An important benefit of increased intensiveness and high expectations is its impact on teenage depression. Students immersed in their studies aren’t hooked on social media—in effect, a narcotic like crack cocaine that impairs the brain. With good reason, high-tech titans curtail their own children’s use of computer technology.
And one way to promote a healthy mind in a healthy body—seldom implemented outside independent schools—is to start the school day with an exercise class requiring universal attendance. In addition to releasing energy that otherwise might make trouble, it also lessens the challenge of obesity carried forward into adulthood.
Independent schools hire those who know and love their subject, and pass on their enthusiasm. So why do public schools require the make-work of a teaching degree? The BEd at McGill even has a full course devoted to teaching math in primary school!
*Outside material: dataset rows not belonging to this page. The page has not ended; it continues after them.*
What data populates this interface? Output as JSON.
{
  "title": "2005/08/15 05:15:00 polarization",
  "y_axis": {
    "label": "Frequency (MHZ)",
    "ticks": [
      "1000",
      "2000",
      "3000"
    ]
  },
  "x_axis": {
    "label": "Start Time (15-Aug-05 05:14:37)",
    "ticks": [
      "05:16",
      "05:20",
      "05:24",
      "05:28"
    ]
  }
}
As demonstrated in the book “The Education of Eva Moskowitz,” education thrives—especially for those in most need—in charter schools. By extension, whether run by the state, charter or otherwise independent, schools should get their money from vouchers allocated to students for the schools they want to attend. As Milton Friedman said in a 1995 essay in the Washington Post, competition for customers is as necessary in education as in any other field.
It should be obvious that an effective and prospering democracy requires an education system that delivers to next generations the capacity for evaluating choices. Today, however, social-justice indoctrination dominates education, leaving far too many students deprived of basic knowledge, skills, and work ethic.
Educational bureaucracies, school boards and teachers’ unions uncompromisingly embrace wokeism, victimology, and anti-capitalism. Their ideology connotes repudiation of the values of the Enlightenment and Judeo-Christian ethics that made of Canada a great country—personal responsibility and self-reliance, initiative, and open inquiry.
A grassroots movement can and must demand change from politicians. I envision it comprising business managers and supervisors, shareholders, investors and pension fund managers, and, especially, the parents and youth who the current system short-changes.